National Guard Part Of Portland Election Security Plan


Governor Kate Brown Monday announced a law enforcement plan to keep the peace, protect free speech, and prevent violence and intimidation on Election Day, and in the days that follow, in the City of Portland. With the support of local elected officials, the Governor is exercising her executive authority under ORS Chapter 401 to create a joint incident command structure, with the Superintendent of State Police and the Multnomah County Sheriff in charge of public safety in Portland from 5:00 p.m. on Monday, November 2 until 5:00 p.m. on Wednesday, November 4, unless extended or rescinded earlier. The Governor has also directed the Oregon National Guard to place its members trained in crowd control on standby in the event they are needed to support law enforcement efforts.

“Especially this year, there are unique dynamics at play that may create an environment ripe for a heated Election Day, and post-election period. This election also comes at a pivotal moment in Oregon, where the pandemic, wildfires and political atmosphere have boosted fear and anxiety,” said Governor Brown. “We’ve seen firsthand what happens when free expression is fueled by hate. We know that there are some people who might use peaceful election night protests to promote violence and property destruction.

“This behavior is not acceptable and it’s not in line with our Oregon values of being an inclusive democracy.
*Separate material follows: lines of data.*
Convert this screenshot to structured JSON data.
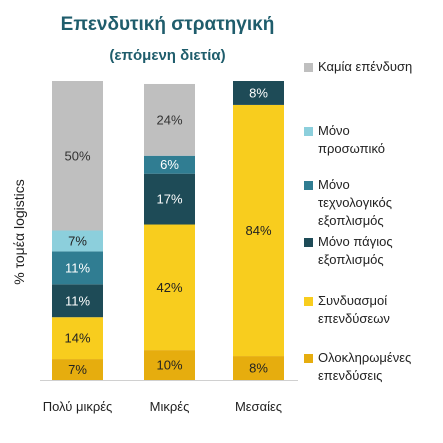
{
  "chart_data": {
    "type": "bar",
    "stacked": true,
    "title": "Επενδυτική στρατηγική",
    "subtitle": "(επόμενη διετία)",
    "xlabel": "",
    "ylabel": "% τομέα logistics",
    "ylim": [
      0,
      100
    ],
    "grid": false,
    "legend_position": "right",
    "categories": [
      "Πολύ μικρές",
      "Μικρές",
      "Μεσαίες"
    ],
    "series": [
      {
        "name": "Ολοκληρωμένες επενδύσεις",
        "color": "#e6ad0e",
        "values": [
          7,
          10,
          8
        ],
        "labels": [
          "7%",
          "10%",
          "8%"
        ]
      },
      {
        "name": "Συνδυασμοί επενδύσεων",
        "color": "#f8cd1e",
        "values": [
          14,
          42,
          84
        ],
        "labels": [
          "14%",
          "42%",
          "84%"
        ]
      },
      {
        "name": "Μόνο πάγιος εξοπλισμός",
        "color": "#1e4b57",
        "values": [
          11,
          17,
          8
        ],
        "labels": [
          "11%",
          "17%",
          "8%"
        ]
      },
      {
        "name": "Μόνο τεχνολογικός εξοπλισμός",
        "color": "#307d92",
        "values": [
          11,
          6,
          0
        ],
        "labels": [
          "11%",
          "6%",
          ""
        ]
      },
      {
        "name": "Μόνο προσωπικό",
        "color": "#8ccfdc",
        "values": [
          7,
          0,
          0
        ],
        "labels": [
          "7%",
          "",
          ""
        ]
      },
      {
        "name": "Καμία επένδυση",
        "color": "#bfbfbf",
        "values": [
          50,
          24,
          0
        ],
        "labels": [
          "50%",
          "24%",
          ""
        ]
      }
    ],
    "label_colors": {
      "#e6ad0e": "#222222",
      "#f8cd1e": "#222222",
      "#1e4b57": "#ffffff",
      "#307d92": "#ffffff",
      "#8ccfdc": "#222222",
      "#bfbfbf": "#333333"
    },
    "legend_order": [
      "Καμία επένδυση",
      "Μόνο προσωπικό",
      "Μόνο τεχνολογικός εξοπλισμός",
      "Μόνο πάγιος εξοπλισμός",
      "Συνδυασμοί επενδύσεων",
      "Ολοκληρωμένες επενδύσεις"
    ],
    "legend_lines": {
      "Καμία επένδυση": [
        "Καμία επένδυση"
      ],
      "Μόνο προσωπικό": [
        "Μόνο",
        "προσωπικό"
      ],
      "Μόνο τεχνολογικός εξοπλισμός": [
        "Μόνο",
        "τεχνολογικός",
        "εξοπλισμός"
      ],
      "Μόνο πάγιος εξοπλισμός": [
        "Μόνο πάγιος",
        "εξοπλισμός"
      ],
      "Συνδυασμοί επενδύσεων": [
        "Συνδυασμοί",
        "επενδύσεων"
      ],
      "Ολοκληρωμένες επενδύσεις": [
        "Ολοκληρωμένες",
        "επενδύσεις"
      ]
    }
  }
}
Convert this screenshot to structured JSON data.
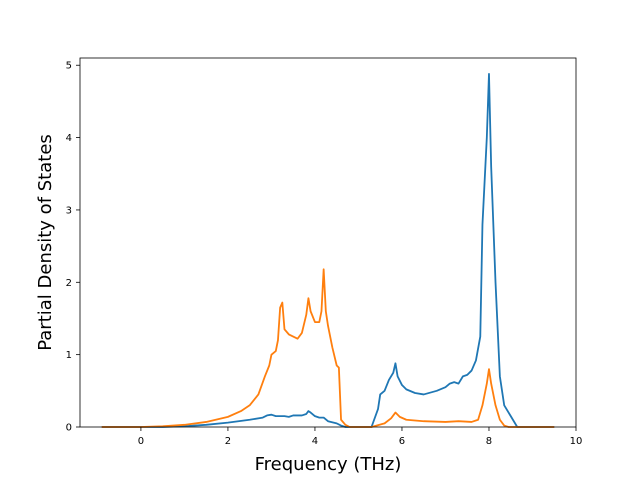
{
  "chart_data": {
    "type": "line",
    "title": "",
    "xlabel": "Frequency (THz)",
    "ylabel": "Partial Density of States",
    "xlim": [
      -1.4,
      10
    ],
    "ylim": [
      0,
      5.1
    ],
    "x_ticks": [
      0,
      2,
      4,
      6,
      8,
      10
    ],
    "y_ticks": [
      0,
      1,
      2,
      3,
      4,
      5
    ],
    "grid": false,
    "legend": "none",
    "series": [
      {
        "color": "#1f77b4",
        "points": [
          [
            -0.9,
            0
          ],
          [
            0.5,
            0
          ],
          [
            1.0,
            0.01
          ],
          [
            1.5,
            0.03
          ],
          [
            2.0,
            0.06
          ],
          [
            2.5,
            0.1
          ],
          [
            2.8,
            0.13
          ],
          [
            2.9,
            0.16
          ],
          [
            3.0,
            0.17
          ],
          [
            3.1,
            0.15
          ],
          [
            3.3,
            0.15
          ],
          [
            3.4,
            0.14
          ],
          [
            3.5,
            0.16
          ],
          [
            3.7,
            0.16
          ],
          [
            3.8,
            0.18
          ],
          [
            3.85,
            0.22
          ],
          [
            3.9,
            0.2
          ],
          [
            4.0,
            0.15
          ],
          [
            4.1,
            0.13
          ],
          [
            4.2,
            0.13
          ],
          [
            4.3,
            0.08
          ],
          [
            4.5,
            0.05
          ],
          [
            4.6,
            0.02
          ],
          [
            4.7,
            0
          ],
          [
            5.3,
            0
          ],
          [
            5.45,
            0.25
          ],
          [
            5.5,
            0.45
          ],
          [
            5.6,
            0.5
          ],
          [
            5.7,
            0.65
          ],
          [
            5.8,
            0.75
          ],
          [
            5.85,
            0.88
          ],
          [
            5.9,
            0.7
          ],
          [
            6.0,
            0.58
          ],
          [
            6.1,
            0.52
          ],
          [
            6.3,
            0.47
          ],
          [
            6.5,
            0.45
          ],
          [
            6.8,
            0.5
          ],
          [
            7.0,
            0.55
          ],
          [
            7.1,
            0.6
          ],
          [
            7.2,
            0.62
          ],
          [
            7.3,
            0.6
          ],
          [
            7.4,
            0.7
          ],
          [
            7.5,
            0.72
          ],
          [
            7.6,
            0.78
          ],
          [
            7.7,
            0.92
          ],
          [
            7.8,
            1.25
          ],
          [
            7.85,
            2.8
          ],
          [
            7.95,
            4.0
          ],
          [
            8.0,
            4.88
          ],
          [
            8.05,
            3.6
          ],
          [
            8.15,
            2.0
          ],
          [
            8.25,
            0.7
          ],
          [
            8.35,
            0.3
          ],
          [
            8.5,
            0.15
          ],
          [
            8.6,
            0.05
          ],
          [
            8.65,
            0
          ],
          [
            9.5,
            0
          ]
        ]
      },
      {
        "color": "#ff7f0e",
        "points": [
          [
            -0.9,
            0
          ],
          [
            0.0,
            0
          ],
          [
            0.5,
            0.01
          ],
          [
            1.0,
            0.03
          ],
          [
            1.5,
            0.07
          ],
          [
            2.0,
            0.14
          ],
          [
            2.3,
            0.22
          ],
          [
            2.5,
            0.3
          ],
          [
            2.7,
            0.45
          ],
          [
            2.85,
            0.7
          ],
          [
            2.95,
            0.85
          ],
          [
            3.0,
            1.0
          ],
          [
            3.1,
            1.05
          ],
          [
            3.15,
            1.2
          ],
          [
            3.2,
            1.65
          ],
          [
            3.25,
            1.72
          ],
          [
            3.3,
            1.35
          ],
          [
            3.4,
            1.28
          ],
          [
            3.5,
            1.25
          ],
          [
            3.6,
            1.22
          ],
          [
            3.7,
            1.3
          ],
          [
            3.8,
            1.55
          ],
          [
            3.85,
            1.78
          ],
          [
            3.9,
            1.6
          ],
          [
            4.0,
            1.45
          ],
          [
            4.1,
            1.45
          ],
          [
            4.15,
            1.6
          ],
          [
            4.2,
            2.18
          ],
          [
            4.25,
            1.6
          ],
          [
            4.3,
            1.4
          ],
          [
            4.4,
            1.1
          ],
          [
            4.5,
            0.85
          ],
          [
            4.55,
            0.82
          ],
          [
            4.6,
            0.1
          ],
          [
            4.7,
            0.03
          ],
          [
            4.8,
            0
          ],
          [
            5.3,
            0
          ],
          [
            5.6,
            0.05
          ],
          [
            5.75,
            0.12
          ],
          [
            5.85,
            0.2
          ],
          [
            5.95,
            0.14
          ],
          [
            6.1,
            0.1
          ],
          [
            6.5,
            0.08
          ],
          [
            7.0,
            0.07
          ],
          [
            7.3,
            0.08
          ],
          [
            7.6,
            0.07
          ],
          [
            7.75,
            0.1
          ],
          [
            7.85,
            0.3
          ],
          [
            7.95,
            0.6
          ],
          [
            8.0,
            0.8
          ],
          [
            8.05,
            0.6
          ],
          [
            8.15,
            0.3
          ],
          [
            8.25,
            0.1
          ],
          [
            8.35,
            0.02
          ],
          [
            8.45,
            0
          ],
          [
            9.5,
            0
          ]
        ]
      }
    ]
  }
}
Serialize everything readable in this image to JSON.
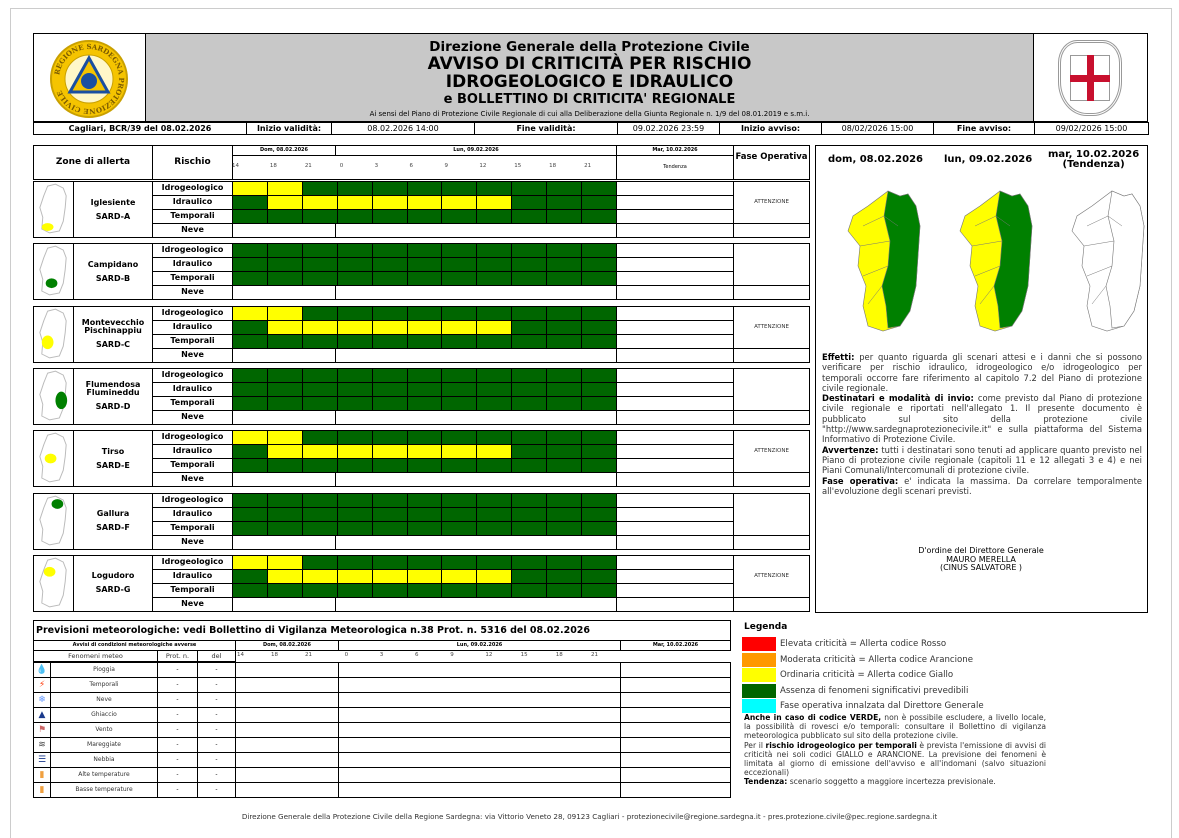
{
  "header": {
    "dept": "Direzione Generale della Protezione Civile",
    "title1": "AVVISO DI CRITICITÀ PER RISCHIO",
    "title2": "IDROGEOLOGICO E IDRAULICO",
    "title3": "e BOLLETTINO DI CRITICITA' REGIONALE",
    "subtitle": "Ai sensi del Piano di Protezione Civile Regionale di cui alla Deliberazione della Giunta Regionale n. 1/9 del 08.01.2019 e s.m.i.",
    "left_logo_text": "REGIONE SARDEGNA PROTEZIONE CIVILE"
  },
  "info": {
    "ref": "Cagliari, BCR/39 del 08.02.2026",
    "start_label": "Inizio validità:",
    "start": "08.02.2026 14:00",
    "end_label": "Fine validità:",
    "end": "09.02.2026 23:59",
    "alert_start_label": "Inizio avviso:",
    "alert_start": "08/02/2026 15:00",
    "alert_end_label": "Fine avviso:",
    "alert_end": "09/02/2026 15:00"
  },
  "table": {
    "zones_header": "Zone di allerta",
    "risk_header": "Rischio",
    "day1": "Dom, 08.02.2026",
    "day2": "Lun, 09.02.2026",
    "day3": "Mar, 10.02.2026",
    "hours": [
      "14",
      "18",
      "21",
      "0",
      "3",
      "6",
      "9",
      "12",
      "15",
      "18",
      "21"
    ],
    "trend": "Tendenza",
    "phase_header": "Fase Operativa",
    "risks": [
      "Idrogeologico",
      "Idraulico",
      "Temporali",
      "Neve"
    ],
    "colors": {
      "G": "#006600",
      "Y": "#ffff00"
    },
    "zones": [
      {
        "name": "Iglesiente",
        "code": "SARD-A",
        "map_color": "#ffff00",
        "phase": "ATTENZIONE",
        "rows": [
          "YYGGGGGGGGG",
          "GYYYYYYYGGG",
          "GGGGGGGGGGG"
        ]
      },
      {
        "name": "Campidano",
        "code": "SARD-B",
        "map_color": "#008000",
        "phase": "",
        "rows": [
          "GGGGGGGGGGG",
          "GGGGGGGGGGG",
          "GGGGGGGGGGG"
        ]
      },
      {
        "name": "Montevecchio Pischinappiu",
        "code": "SARD-C",
        "map_color": "#ffff00",
        "phase": "ATTENZIONE",
        "rows": [
          "YYGGGGGGGGG",
          "GYYYYYYYGGG",
          "GGGGGGGGGGG"
        ]
      },
      {
        "name": "Flumendosa Flumineddu",
        "code": "SARD-D",
        "map_color": "#008000",
        "phase": "",
        "rows": [
          "GGGGGGGGGGG",
          "GGGGGGGGGGG",
          "GGGGGGGGGGG"
        ]
      },
      {
        "name": "Tirso",
        "code": "SARD-E",
        "map_color": "#ffff00",
        "phase": "ATTENZIONE",
        "rows": [
          "YYGGGGGGGGG",
          "GYYYYYYYGGG",
          "GGGGGGGGGGG"
        ]
      },
      {
        "name": "Gallura",
        "code": "SARD-F",
        "map_color": "#008000",
        "phase": "",
        "rows": [
          "GGGGGGGGGGG",
          "GGGGGGGGGGG",
          "GGGGGGGGGGG"
        ]
      },
      {
        "name": "Logudoro",
        "code": "SARD-G",
        "map_color": "#ffff00",
        "phase": "ATTENZIONE",
        "rows": [
          "YYGGGGGGGGG",
          "GYYYYYYYGGG",
          "GGGGGGGGGGG"
        ]
      }
    ]
  },
  "maps": {
    "d1": "dom, 08.02.2026",
    "d2": "lun, 09.02.2026",
    "d3": "mar, 10.02.2026",
    "d3b": "(Tendenza)"
  },
  "notes": {
    "effetti_l": "Effetti:",
    "effetti": " per quanto riguarda gli scenari attesi e i danni che si possono verificare per rischio idraulico, idrogeologico e/o idrogeologico per temporali occorre fare riferimento al capitolo 7.2 del Piano di protezione civile regionale.",
    "dest_l": "Destinatari e modalità di invio:",
    "dest": " come previsto dal Piano di protezione civile regionale e riportati nell'allegato 1. Il presente documento è pubblicato sul sito della protezione civile \"http://www.sardegnaprotezionecivile.it\" e sulla piattaforma del Sistema Informativo di Protezione Civile.",
    "avv_l": "Avvertenze:",
    "avv": " tutti i destinatari sono tenuti ad applicare quanto previsto nel Piano di protezione civile regionale (capitoli 11 e 12 allegati 3 e 4) e nei Piani Comunali/Intercomunali di protezione civile.",
    "fase_l": "Fase operativa:",
    "fase": " e' indicata la massima. Da correlare temporalmente all'evoluzione degli scenari previsti.",
    "sign1": "D'ordine del Direttore Generale",
    "sign2": "MAURO MERELLA",
    "sign3": "(CINUS SALVATORE )"
  },
  "meteo": {
    "title": "Previsioni meteorologiche: vedi Bollettino di Vigilanza Meteorologica n.38 Prot. n. 5316 del 08.02.2026",
    "avvisi": "Avvisi di condizioni meteorologiche avverse",
    "day1": "Dom, 08.02.2026",
    "day2": "Lun, 09.02.2026",
    "day3": "Mar, 10.02.2026",
    "col_fen": "Fenomeni meteo",
    "col_prot": "Prot. n.",
    "col_del": "del",
    "rows": [
      {
        "icon": "rain-icon",
        "name": "Pioggia",
        "prot": "-",
        "del": "-"
      },
      {
        "icon": "thunderstorm-icon",
        "name": "Temporali",
        "prot": "-",
        "del": "-"
      },
      {
        "icon": "snow-icon",
        "name": "Neve",
        "prot": "-",
        "del": "-"
      },
      {
        "icon": "ice-icon",
        "name": "Ghiaccio",
        "prot": "-",
        "del": "-"
      },
      {
        "icon": "wind-icon",
        "name": "Vento",
        "prot": "-",
        "del": "-"
      },
      {
        "icon": "sea-storm-icon",
        "name": "Mareggiate",
        "prot": "-",
        "del": "-"
      },
      {
        "icon": "fog-icon",
        "name": "Nebbia",
        "prot": "-",
        "del": "-"
      },
      {
        "icon": "high-temp-icon",
        "name": "Alte temperature",
        "prot": "-",
        "del": "-"
      },
      {
        "icon": "low-temp-icon",
        "name": "Basse temperature",
        "prot": "-",
        "del": "-"
      }
    ]
  },
  "legend": {
    "title": "Legenda",
    "items": [
      {
        "color": "#ff0000",
        "label": "Elevata criticità = Allerta codice Rosso"
      },
      {
        "color": "#ff9900",
        "label": "Moderata criticità = Allerta codice Arancione"
      },
      {
        "color": "#ffff00",
        "label": "Ordinaria criticità = Allerta codice Giallo"
      },
      {
        "color": "#006600",
        "label": "Assenza di fenomeni significativi prevedibili"
      },
      {
        "color": "#00ffff",
        "label": "Fase operativa innalzata dal Direttore Generale"
      }
    ],
    "n1_b": "Anche in caso di codice VERDE,",
    "n1": " non è possibile escludere, a livello locale, la possibilità di rovesci e/o temporali: consultare il Bollettino di vigilanza meteorologica pubblicato sul sito della protezione civile.",
    "n2_a": "Per il ",
    "n2_b": "rischio idrogeologico per temporali",
    "n2": " è prevista l'emissione di avvisi di criticità nei soli codici GIALLO e ARANCIONE. La previsione dei fenomeni è limitata al giorno di emissione dell'avviso e all'indomani (salvo situazioni eccezionali)",
    "n3_b": "Tendenza:",
    "n3": " scenario soggetto a maggiore incertezza previsionale."
  },
  "footer": "Direzione Generale della Protezione Civile della Regione Sardegna: via Vittorio Veneto 28, 09123 Cagliari - protezionecivile@regione.sardegna.it - pres.protezione.civile@pec.regione.sardegna.it"
}
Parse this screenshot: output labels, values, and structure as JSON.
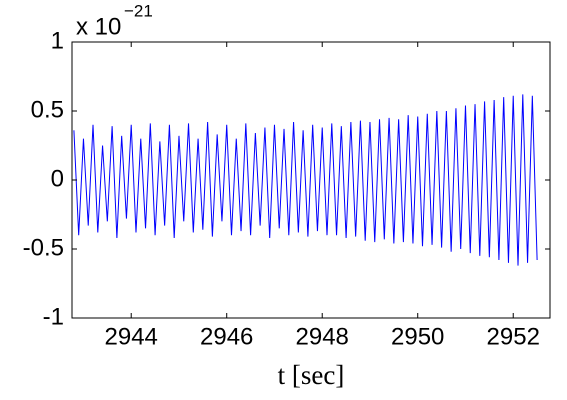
{
  "chart_data": {
    "type": "line",
    "multiplier": {
      "base": "x 10",
      "exponent": "−21"
    },
    "xlabel": "t [sec]",
    "x": [
      2942.8,
      2942.9,
      2943.0,
      2943.1,
      2943.2,
      2943.3,
      2943.4,
      2943.5,
      2943.6,
      2943.7,
      2943.8,
      2943.9,
      2944.0,
      2944.1,
      2944.2,
      2944.3,
      2944.4,
      2944.5,
      2944.6,
      2944.7,
      2944.8,
      2944.9,
      2945.0,
      2945.1,
      2945.2,
      2945.3,
      2945.4,
      2945.5,
      2945.6,
      2945.7,
      2945.8,
      2945.9,
      2946.0,
      2946.1,
      2946.2,
      2946.3,
      2946.4,
      2946.5,
      2946.6,
      2946.7,
      2946.8,
      2946.9,
      2947.0,
      2947.1,
      2947.2,
      2947.3,
      2947.4,
      2947.5,
      2947.6,
      2947.7,
      2947.8,
      2947.9,
      2948.0,
      2948.1,
      2948.2,
      2948.3,
      2948.4,
      2948.5,
      2948.6,
      2948.7,
      2948.8,
      2948.9,
      2949.0,
      2949.1,
      2949.2,
      2949.3,
      2949.4,
      2949.5,
      2949.6,
      2949.7,
      2949.8,
      2949.9,
      2950.0,
      2950.1,
      2950.2,
      2950.3,
      2950.4,
      2950.5,
      2950.6,
      2950.7,
      2950.8,
      2950.9,
      2951.0,
      2951.1,
      2951.2,
      2951.3,
      2951.4,
      2951.5,
      2951.6,
      2951.7,
      2951.8,
      2951.9,
      2952.0,
      2952.1,
      2952.2,
      2952.3,
      2952.4,
      2952.5
    ],
    "series": [
      {
        "color": "#0000ff",
        "values": [
          0.36,
          -0.4,
          0.3,
          -0.33,
          0.4,
          -0.38,
          0.25,
          -0.3,
          0.39,
          -0.42,
          0.32,
          -0.28,
          0.4,
          -0.38,
          0.3,
          -0.35,
          0.41,
          -0.4,
          0.28,
          -0.33,
          0.4,
          -0.42,
          0.32,
          -0.3,
          0.41,
          -0.38,
          0.3,
          -0.36,
          0.42,
          -0.41,
          0.33,
          -0.3,
          0.4,
          -0.4,
          0.3,
          -0.37,
          0.41,
          -0.4,
          0.34,
          -0.33,
          0.38,
          -0.42,
          0.4,
          -0.35,
          0.37,
          -0.4,
          0.42,
          -0.38,
          0.36,
          -0.41,
          0.4,
          -0.37,
          0.38,
          -0.4,
          0.41,
          -0.4,
          0.39,
          -0.42,
          0.42,
          -0.41,
          0.43,
          -0.44,
          0.42,
          -0.45,
          0.44,
          -0.43,
          0.45,
          -0.46,
          0.44,
          -0.45,
          0.47,
          -0.46,
          0.46,
          -0.48,
          0.48,
          -0.47,
          0.5,
          -0.49,
          0.5,
          -0.52,
          0.52,
          -0.5,
          0.54,
          -0.53,
          0.55,
          -0.55,
          0.57,
          -0.56,
          0.58,
          -0.58,
          0.6,
          -0.6,
          0.61,
          -0.62,
          0.62,
          -0.6,
          0.61,
          -0.58
        ]
      }
    ],
    "xlim": [
      2942.76,
      2952.77
    ],
    "ylim": [
      -1,
      1
    ],
    "xticks": [
      2944,
      2946,
      2948,
      2950,
      2952
    ],
    "yticks": [
      -1,
      -0.5,
      0,
      0.5,
      1
    ]
  }
}
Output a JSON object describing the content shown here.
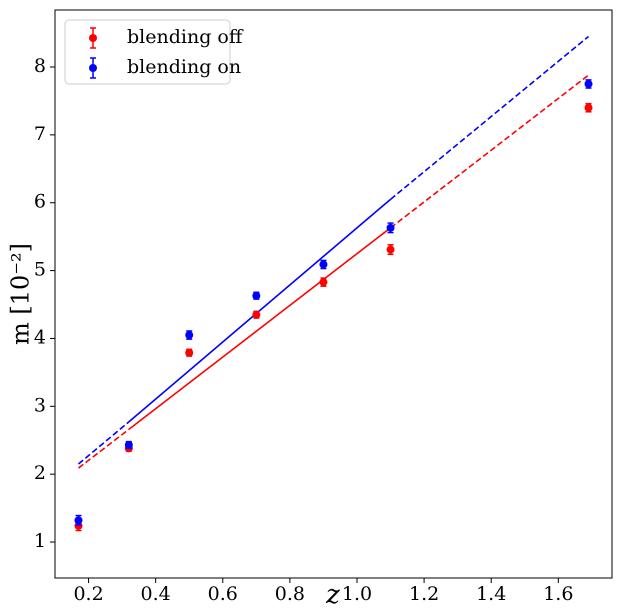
{
  "chart_data": {
    "type": "errorbar",
    "x_label": "z",
    "y_label": "m [10⁻²]",
    "xlim": [
      0.1,
      1.76
    ],
    "ylim": [
      0.47,
      8.84
    ],
    "xticks": [
      0.2,
      0.4,
      0.6,
      0.8,
      {
        "value": 1.0,
        "label": "1.0"
      },
      1.2,
      1.4,
      1.6
    ],
    "yticks": [
      1,
      2,
      3,
      4,
      5,
      6,
      7,
      8
    ],
    "legend": "upper-left",
    "series": [
      {
        "name": "blending off",
        "color": "#ff0000",
        "x": [
          0.17,
          0.32,
          0.5,
          0.7,
          0.9,
          1.1,
          1.69
        ],
        "values": [
          1.24,
          2.38,
          3.79,
          4.35,
          4.83,
          5.31,
          7.4
        ],
        "errors": [
          0.07,
          0.04,
          0.05,
          0.05,
          0.06,
          0.07,
          0.06
        ]
      },
      {
        "name": "blending on",
        "color": "#0000ff",
        "x": [
          0.17,
          0.32,
          0.5,
          0.7,
          0.9,
          1.1,
          1.69
        ],
        "values": [
          1.32,
          2.43,
          4.05,
          4.63,
          5.09,
          5.63,
          7.75
        ],
        "errors": [
          0.07,
          0.05,
          0.06,
          0.05,
          0.06,
          0.07,
          0.06
        ]
      }
    ],
    "fit_lines": [
      {
        "color": "#ff0000",
        "x": [
          0.17,
          0.32,
          1.1,
          1.69
        ],
        "values": [
          2.09,
          2.66,
          5.63,
          7.88
        ],
        "linestyles": [
          "dashed",
          "solid",
          "dashed"
        ]
      },
      {
        "color": "#0000ff",
        "x": [
          0.17,
          0.32,
          1.1,
          1.69
        ],
        "values": [
          2.15,
          2.77,
          6.05,
          8.45
        ],
        "linestyles": [
          "dashed",
          "solid",
          "dashed"
        ]
      }
    ]
  }
}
“Every Oregonian has the right to express themselves freely and to peacefully assemble. However, I want to be clear that voter intimidation and political violence will not be tolerated. Not from the Left, the Right, or the Center. Not this week, not any week in Oregon.

“It is my goal as Governor to ensure the safety of Oregonians, especially as they exercise their fundamental right to vote and practice free speech.”

Portland Mayor Ted Wheeler issued the following statement:

Local law enforcement has been working for several weeks to ensure we have adequate resources available to keep our community safe. We’ve cancelled days off, put staff on call, and coordinated across all city bureaus to prepare for a wide range of possible scenarios.

Given the heightened concerns about potential violence, particularly from white supremist organizations and the divisive rhetoric from Washington, D.C., the need for coordination and partnership takes on statewide significance. Oregon is likely to be a flashpoint.

I appreciate that Governor Brown is using her executive authority to bring more resources to Portland. Our partnership prevented violence in the past and I hope it will do so again.

We should all be prepared for delayed results from the election. And, I urge everyone to focus on staying safe during this most important election.